Hint: Recall that the detailed balance equations are \(\pi_x p_{xy} = \pi_y p_{yx}\) for all \(x\) and \(y\). Note that \(p_{xy}\) is zero unless \(x\) and \(y\) are neighbours. Start from \(x=0\) and \(y=1\) and work your way up.

Solution: Say we jump from \(x\) to \(x+1\) with probability \(p\), and \(x+1\) to \(x\) with probability \(1-p\). For each \(x\in\{0,\ldots,k-1\}\) we have \(\pi_x p = \pi_{x+1}(1-p)\) so, chaining together, \(\pi_j = (\frac{p}{1-p})^j\pi_0\). All the other detailed balance equations are trivially satisfied since \(p_{xy}=0\) whenever \(x\neq y\) are not neighbours.

  1. Show that detailed balance doesn’t work for the \(3\)-state chain with transition probabilities \(\tfrac{1}{3}\) for \(0\to1\), \(1\to2\), \(2\to0\) and \(\tfrac{2}{3}\) for \(2\to1\), \(1\to0\), \(0\to2\).

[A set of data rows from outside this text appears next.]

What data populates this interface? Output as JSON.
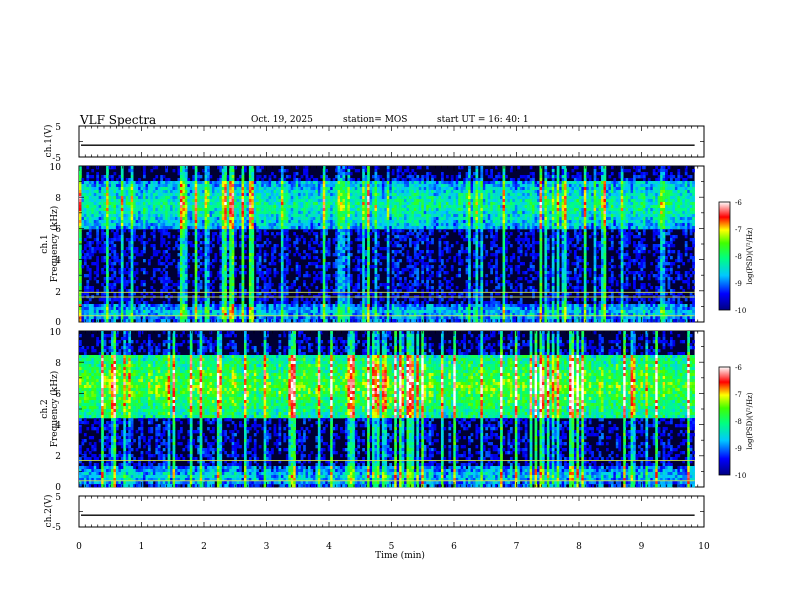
{
  "header": {
    "title": "VLF Spectra",
    "date": "Oct. 19, 2025",
    "station": "station= MOS",
    "start": "start  UT =   16: 40: 1"
  },
  "chart_data": [
    {
      "type": "line",
      "name": "ch1-waveform",
      "ylabel": "ch.1(V)",
      "ylim": [
        -5,
        5
      ],
      "yticks": [
        "5",
        "-5"
      ],
      "xlim": [
        0,
        10
      ],
      "level": -1.2
    },
    {
      "type": "heatmap",
      "name": "ch1-spectrogram",
      "ylabel_channel": "ch.1",
      "ylabel": "Frequency (kHz)",
      "ylim": [
        0,
        10
      ],
      "yticks": [
        "0",
        "2",
        "4",
        "6",
        "8",
        "10"
      ],
      "xlim": [
        0,
        9.85
      ],
      "colorbar": {
        "label": "log(PSD)(V²/Hz)",
        "range": [
          -10,
          -6
        ],
        "ticks": [
          "-6",
          "-7",
          "-8",
          "-9",
          "-10"
        ]
      },
      "bands": [
        {
          "from": 6,
          "to": 9,
          "level": -8.2
        },
        {
          "from": 0,
          "to": 1.2,
          "level": -8.6
        }
      ],
      "lines_khz": [
        0.4,
        1.6,
        1.9
      ]
    },
    {
      "type": "heatmap",
      "name": "ch2-spectrogram",
      "ylabel_channel": "ch.2",
      "ylabel": "Frequency (kHz)",
      "ylim": [
        0,
        10
      ],
      "yticks": [
        "0",
        "2",
        "4",
        "6",
        "8",
        "10"
      ],
      "xlim": [
        0,
        9.85
      ],
      "colorbar": {
        "label": "log(PSD)(V²/Hz)",
        "range": [
          -10,
          -6
        ],
        "ticks": [
          "-6",
          "-7",
          "-8",
          "-9",
          "-10"
        ]
      },
      "bands": [
        {
          "from": 4.5,
          "to": 8.5,
          "level": -7.6
        },
        {
          "from": 0,
          "to": 1.4,
          "level": -8.6
        }
      ],
      "lines_khz": [
        0.4,
        1.7
      ]
    },
    {
      "type": "line",
      "name": "ch2-waveform",
      "ylabel": "ch.2(V)",
      "ylim": [
        -5,
        5
      ],
      "yticks": [
        "5",
        "-5"
      ],
      "xlim": [
        0,
        10
      ],
      "level": -1.2
    }
  ],
  "xaxis": {
    "label": "Time  (min)",
    "range": [
      0,
      10
    ],
    "ticks": [
      "0",
      "1",
      "2",
      "3",
      "4",
      "5",
      "6",
      "7",
      "8",
      "9",
      "10"
    ]
  }
}
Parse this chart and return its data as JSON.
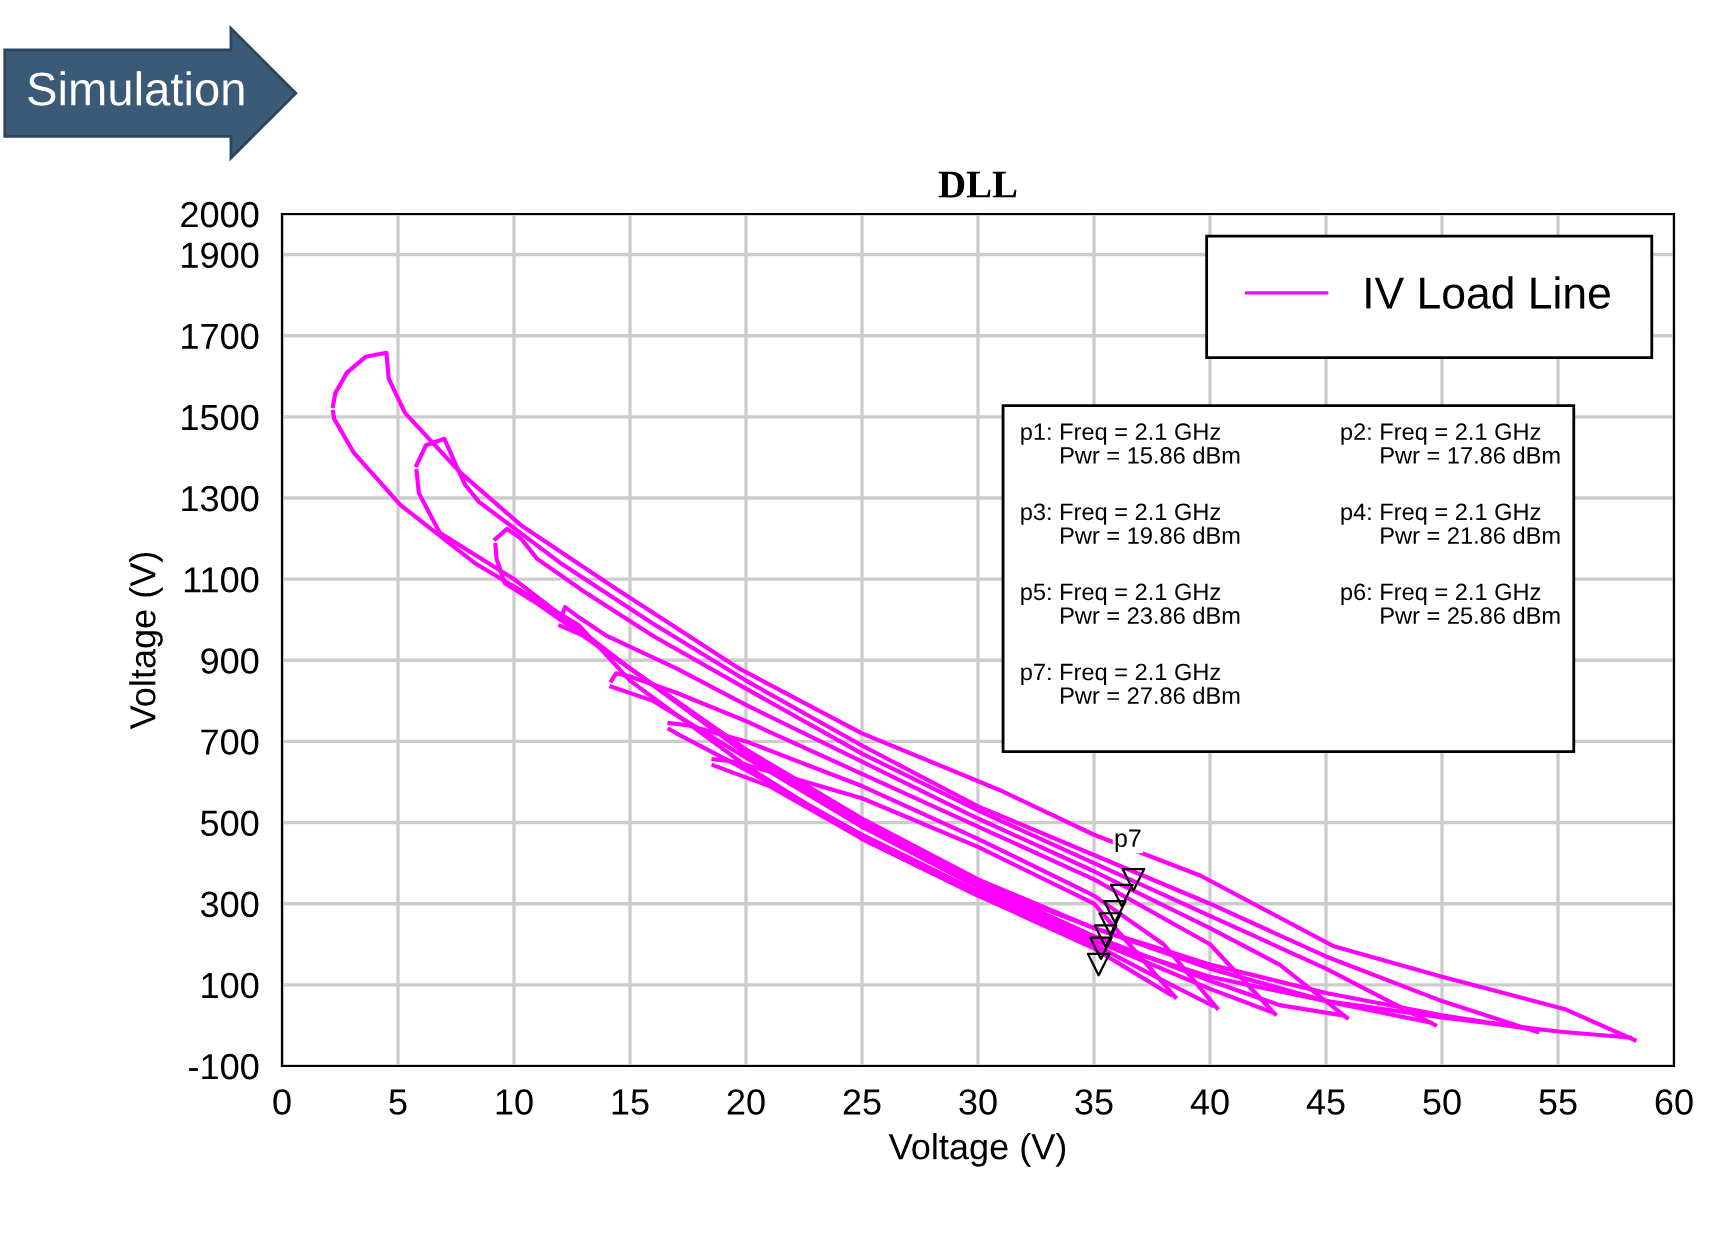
{
  "chart_data": {
    "type": "line",
    "title": "DLL",
    "xlabel": "Voltage (V)",
    "ylabel": "Voltage (V)",
    "xlim": [
      0,
      60
    ],
    "xticks": [
      0,
      5,
      10,
      15,
      20,
      25,
      30,
      35,
      40,
      45,
      50,
      55,
      60
    ],
    "ylim": [
      -100,
      2000
    ],
    "yticks": [
      -100,
      100,
      300,
      500,
      700,
      900,
      1100,
      1300,
      1500,
      1700,
      1900,
      2000
    ],
    "grid": true,
    "legend": "top right",
    "marker": "none",
    "line_style": "solid",
    "series": [
      {
        "name": "IV Load Line",
        "color": "#ff00ff",
        "x": [
          2.2,
          2.3,
          2.8,
          3.6,
          4.5,
          4.6,
          5.3,
          7.7,
          10.3,
          14.3,
          19.7,
          25,
          30.9,
          35,
          39.6,
          45.3,
          50,
          55.3,
          58.3
        ],
        "values": [
          1527,
          1559,
          1609,
          1648,
          1658,
          1594,
          1510,
          1362,
          1233,
          1080,
          880,
          720,
          581,
          470,
          369,
          196,
          120,
          40,
          -36
        ]
      },
      {
        "color": "#ff00ff",
        "x": [
          2.2,
          2.25,
          3.1,
          5.1,
          8.3,
          12.8,
          15,
          20,
          25,
          30,
          35,
          40,
          45,
          50,
          55,
          58.1
        ],
        "values": [
          1512,
          1495,
          1411,
          1283,
          1140,
          986,
          850,
          640,
          460,
          320,
          210,
          120,
          60,
          20,
          -15,
          -30
        ]
      },
      {
        "color": "#ff00ff",
        "x": [
          5.8,
          6.2,
          7.0,
          7.5,
          7.9,
          8.5,
          12,
          16,
          20,
          25,
          30,
          35,
          40,
          45,
          50,
          54.1
        ],
        "values": [
          1381,
          1430,
          1446,
          1381,
          1332,
          1290,
          1140,
          990,
          850,
          690,
          540,
          420,
          300,
          170,
          60,
          -16
        ]
      },
      {
        "color": "#ff00ff",
        "x": [
          5.8,
          5.9,
          6.8,
          10,
          15,
          20,
          25,
          30,
          35,
          40,
          45,
          50,
          53.9
        ],
        "values": [
          1366,
          1312,
          1214,
          1100,
          880,
          670,
          490,
          350,
          240,
          150,
          80,
          25,
          -10
        ]
      },
      {
        "color": "#ff00ff",
        "x": [
          9.2,
          9.7,
          10.3,
          11,
          13,
          16,
          20,
          25,
          30,
          35,
          40,
          45,
          49.7
        ],
        "values": [
          1199,
          1224,
          1200,
          1150,
          1070,
          960,
          830,
          670,
          530,
          400,
          270,
          140,
          1
        ]
      },
      {
        "color": "#ff00ff",
        "x": [
          9.2,
          9.25,
          9.6,
          11,
          15,
          20,
          25,
          30,
          35,
          40,
          45,
          49.5
        ],
        "values": [
          1184,
          1150,
          1090,
          1040,
          880,
          680,
          510,
          360,
          240,
          140,
          60,
          7
        ]
      },
      {
        "color": "#ff00ff",
        "x": [
          12,
          12.2,
          12.7,
          14,
          17,
          20,
          25,
          30,
          35,
          40,
          43,
          45.9
        ],
        "values": [
          1000,
          1031,
          1010,
          960,
          880,
          790,
          650,
          510,
          380,
          240,
          150,
          19
        ]
      },
      {
        "color": "#ff00ff",
        "x": [
          12,
          13,
          16,
          20,
          25,
          30,
          35,
          40,
          43,
          45.7
        ],
        "values": [
          985,
          960,
          840,
          670,
          500,
          350,
          220,
          110,
          50,
          25
        ]
      },
      {
        "color": "#ff00ff",
        "x": [
          14.2,
          14.4,
          15,
          17,
          20,
          25,
          30,
          35,
          40,
          42.8
        ],
        "values": [
          850,
          868,
          860,
          820,
          750,
          620,
          490,
          360,
          200,
          28
        ]
      },
      {
        "color": "#ff00ff",
        "x": [
          14.2,
          16,
          20,
          25,
          30,
          35,
          40,
          42.6
        ],
        "values": [
          835,
          800,
          660,
          490,
          340,
          210,
          90,
          34
        ]
      },
      {
        "color": "#ff00ff",
        "x": [
          16.7,
          17.5,
          20,
          25,
          30,
          35,
          38,
          40.3
        ],
        "values": [
          745,
          740,
          700,
          590,
          460,
          320,
          200,
          43
        ]
      },
      {
        "color": "#ff00ff",
        "x": [
          16.7,
          17,
          20,
          25,
          30,
          35,
          38,
          40.1
        ],
        "values": [
          730,
          720,
          630,
          470,
          330,
          200,
          110,
          49
        ]
      },
      {
        "color": "#ff00ff",
        "x": [
          18.6,
          19.5,
          22,
          25,
          30,
          35,
          38.5
        ],
        "values": [
          656,
          650,
          610,
          560,
          440,
          300,
          70
        ]
      },
      {
        "color": "#ff00ff",
        "x": [
          18.6,
          21,
          25,
          30,
          35,
          38.3
        ],
        "values": [
          641,
          590,
          460,
          320,
          190,
          76
        ]
      },
      {
        "type": "scatter",
        "marker": "triangle",
        "color": "#000000",
        "x": [
          35.2,
          35.3,
          35.5,
          35.7,
          35.9,
          36.2,
          36.7
        ],
        "values": [
          150,
          190,
          220,
          250,
          280,
          320,
          359
        ]
      }
    ],
    "annotations": [
      "Simulation",
      "p1: Freq = 2.1 GHz\n      Pwr = 15.86 dBm",
      "p2: Freq = 2.1 GHz\n      Pwr = 17.86 dBm",
      "p3: Freq = 2.1 GHz\n      Pwr = 19.86 dBm",
      "p4: Freq = 2.1 GHz\n      Pwr = 21.86 dBm",
      "p5: Freq = 2.1 GHz\n      Pwr = 23.86 dBm",
      "p6: Freq = 2.1 GHz\n      Pwr = 25.86 dBm",
      "p7: Freq = 2.1 GHz\n      Pwr = 27.86 dBm",
      {
        "text": "p7",
        "x": 36.7,
        "y": 359
      }
    ]
  }
}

Hint: Proceed as in the previous question, using detailed balance to get \(\pi_1\) in terms of \(\pi_0\) and then \(\pi_2\) in terms of \(\pi_1\). But then since \(2\) is also a neighbour of \(1\), we have a third detailed balance equation to get \(\pi_0\) in terms of \(\pi_2\). Show that these three equations have no non-trivial solution.

  1. Work through the Random Chess example to compute the mean return time to a corner of the chessboard.

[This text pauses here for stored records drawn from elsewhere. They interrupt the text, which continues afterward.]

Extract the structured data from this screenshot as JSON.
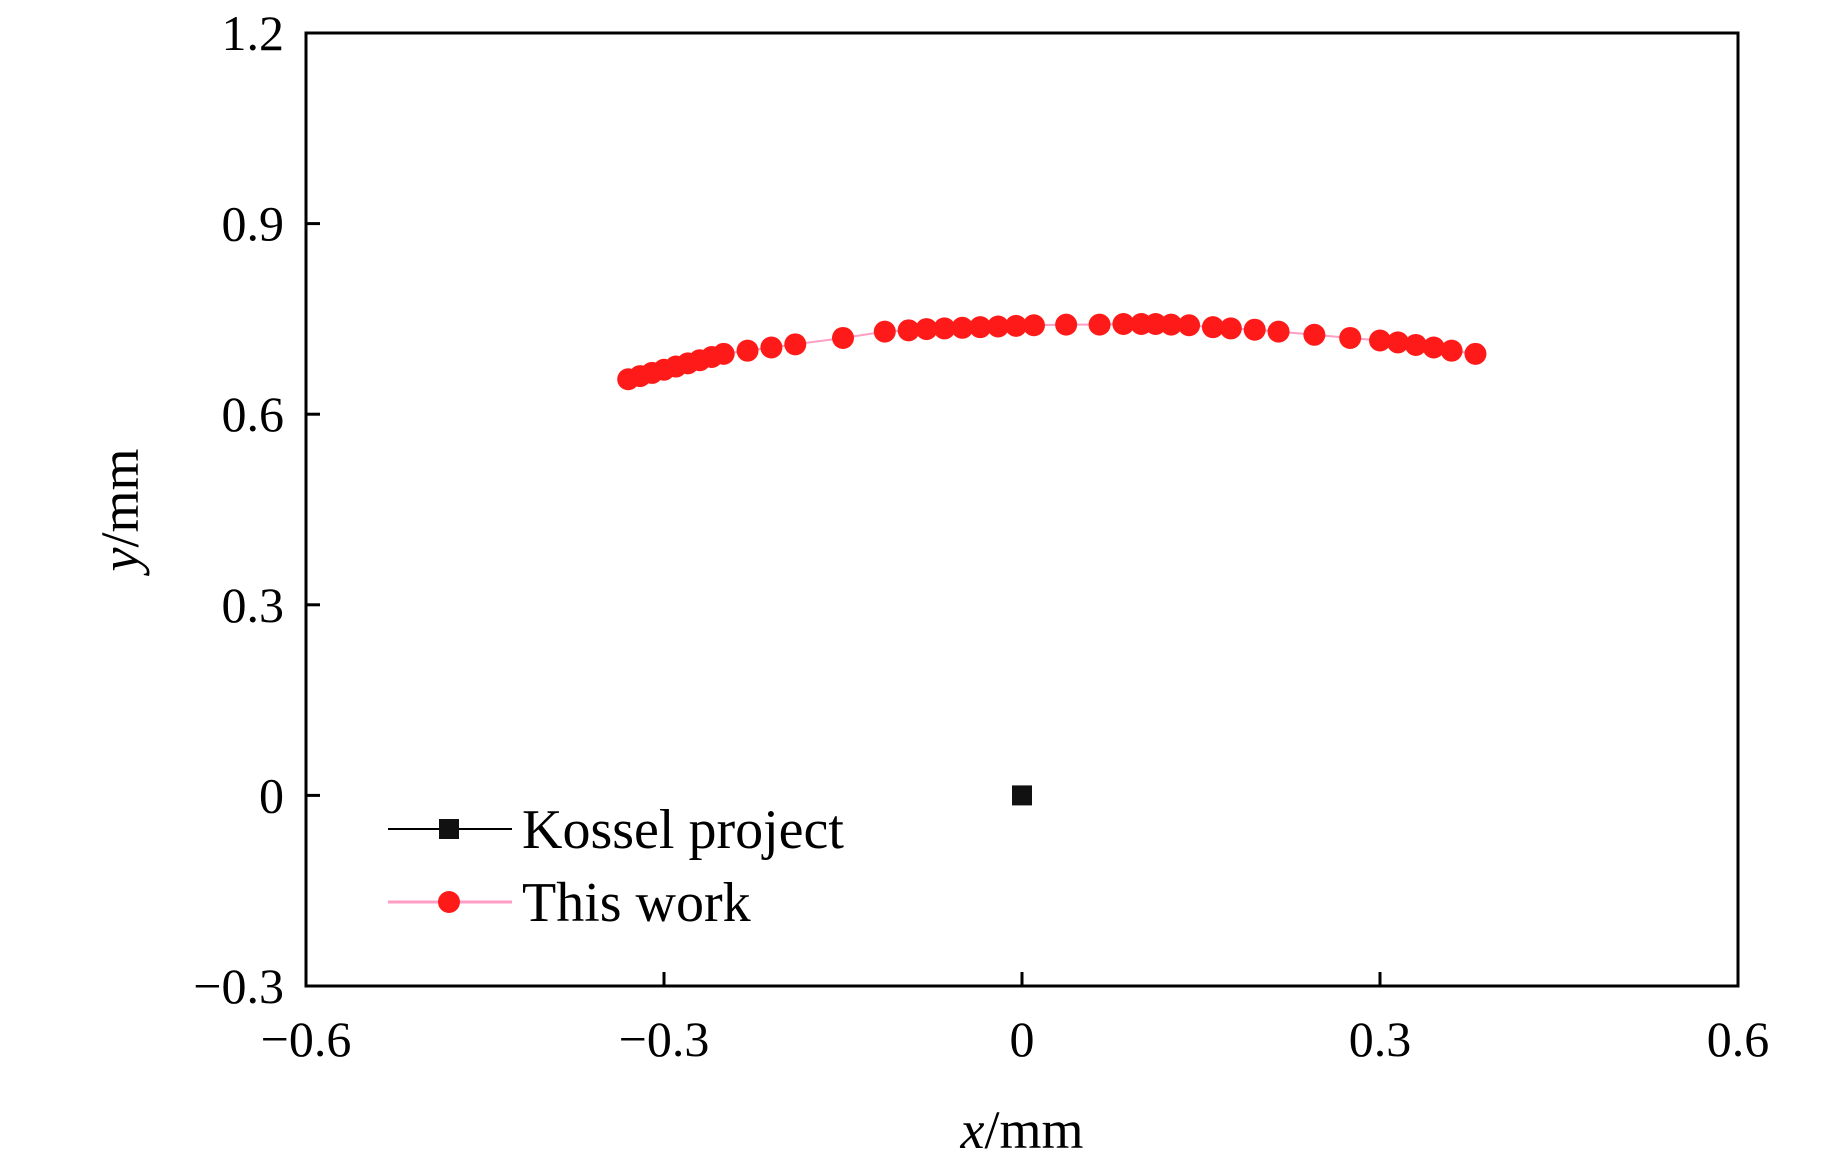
{
  "chart_data": {
    "type": "scatter",
    "title": "",
    "xlabel": {
      "var": "x",
      "unit": "/mm"
    },
    "ylabel": {
      "var": "y",
      "unit": "/mm"
    },
    "xlim": [
      -0.6,
      0.6
    ],
    "ylim": [
      -0.3,
      1.2
    ],
    "xticks": [
      -0.6,
      -0.3,
      0,
      0.3,
      0.6
    ],
    "xtick_labels": [
      "−0.6",
      "−0.3",
      "0",
      "0.3",
      "0.6"
    ],
    "yticks": [
      -0.3,
      0,
      0.3,
      0.6,
      0.9,
      1.2
    ],
    "ytick_labels": [
      "−0.3",
      "0",
      "0.3",
      "0.6",
      "0.9",
      "1.2"
    ],
    "grid": false,
    "legend_position": "bottom-left",
    "series": [
      {
        "name": "Kossel project",
        "color": "#111111",
        "line_color": "#000000",
        "marker": "square",
        "x": [
          0.0
        ],
        "y": [
          0.0
        ]
      },
      {
        "name": "This work",
        "color": "#ff1a1a",
        "line_color": "#ff9ec4",
        "marker": "circle",
        "x": [
          -0.33,
          -0.32,
          -0.31,
          -0.3,
          -0.29,
          -0.28,
          -0.27,
          -0.26,
          -0.25,
          -0.23,
          -0.21,
          -0.19,
          -0.15,
          -0.115,
          -0.095,
          -0.08,
          -0.065,
          -0.05,
          -0.035,
          -0.02,
          -0.005,
          0.01,
          0.037,
          0.065,
          0.085,
          0.1,
          0.112,
          0.125,
          0.14,
          0.16,
          0.175,
          0.195,
          0.215,
          0.245,
          0.275,
          0.3,
          0.315,
          0.33,
          0.345,
          0.36,
          0.38
        ],
        "y": [
          0.655,
          0.66,
          0.665,
          0.67,
          0.675,
          0.68,
          0.685,
          0.69,
          0.695,
          0.7,
          0.705,
          0.71,
          0.72,
          0.73,
          0.732,
          0.734,
          0.735,
          0.736,
          0.737,
          0.738,
          0.739,
          0.74,
          0.741,
          0.741,
          0.742,
          0.742,
          0.742,
          0.741,
          0.74,
          0.737,
          0.735,
          0.733,
          0.73,
          0.725,
          0.72,
          0.716,
          0.713,
          0.709,
          0.705,
          0.7,
          0.695
        ]
      }
    ]
  }
}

The solution is in the lecture notes.

  1. Verify for the Ising model that \[\operatorname{\mathbb{P}}\left(\mathbf{S} = \mathbf{s}^{(i)}\Big|\mathbf{S} \in \{\mathbf{s},\mathbf{s}^{(i)}\}\right) = \frac{\exp\left(-J\sum_{j:j\sim i}s_i s_j\right)} {\exp\left(J\sum_{j:j\sim i}s_i s_j\right)+\exp\left(-J\sum_{j:j\sim i}s_i s_j\right)}\,.\] Determine how this changes in the presence of an external field. Confirm that detailed balance holds for the heat-bath Markov chain.
  2. Write down the transition probabilities for the Metropolis-Hastings sampler. Verify that it has the desired probability distribution as an equilibrium distribution.

Solution: For \(y\neq x\), the probability that we move from \(x\) to \(y\) is the probability that \(y\) is proposed from \(x\), and then that the proposal is accepted. That is, \(p_{xy} = q(x,y)\alpha(x,y)\). We then have \(p_{xx} = 1 - \sum_y q(x,y)\alpha(x,y)\) for each \(x\).

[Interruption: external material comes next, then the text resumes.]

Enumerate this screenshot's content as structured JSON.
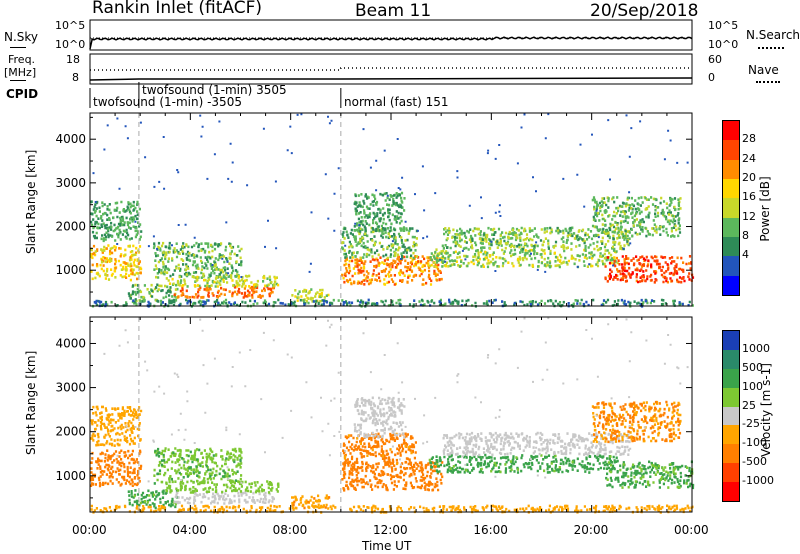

To show that \(\pi\) is an equilibrium distribution for this chain, we check that it solves detailed balance. Suppose first that \(\pi(y)q(y,x)\le \pi(x)q(x,y)\). Then from the above and the definition of \(\alpha\), \[\begin{align*} \pi(x)p_{xy} &= \pi(x)q(x,y)\alpha(x,y)\\ &= \pi(x)q(x,y)\cdot \frac{\pi(y)q(y,x)}{\pi(x)q(x,y)}\\ &= \pi(y)q(y,x)\\ &= \pi(y)q(y,x)\alpha(y,x)\\ &= \pi(y)p_{yx} \end{align*}\] where for the fourth equality we used the fact that \(\alpha(y,x)=1\).

If on the other hand \(\pi(y)q(y,x)>\pi(x)q(x,y)\), the same calculation works with \(x\) and \(y\) exchanged. Thus detailed balance holds, and the desired probability distribution \(\pi\) is an equilibrium distribution for this Markov chain.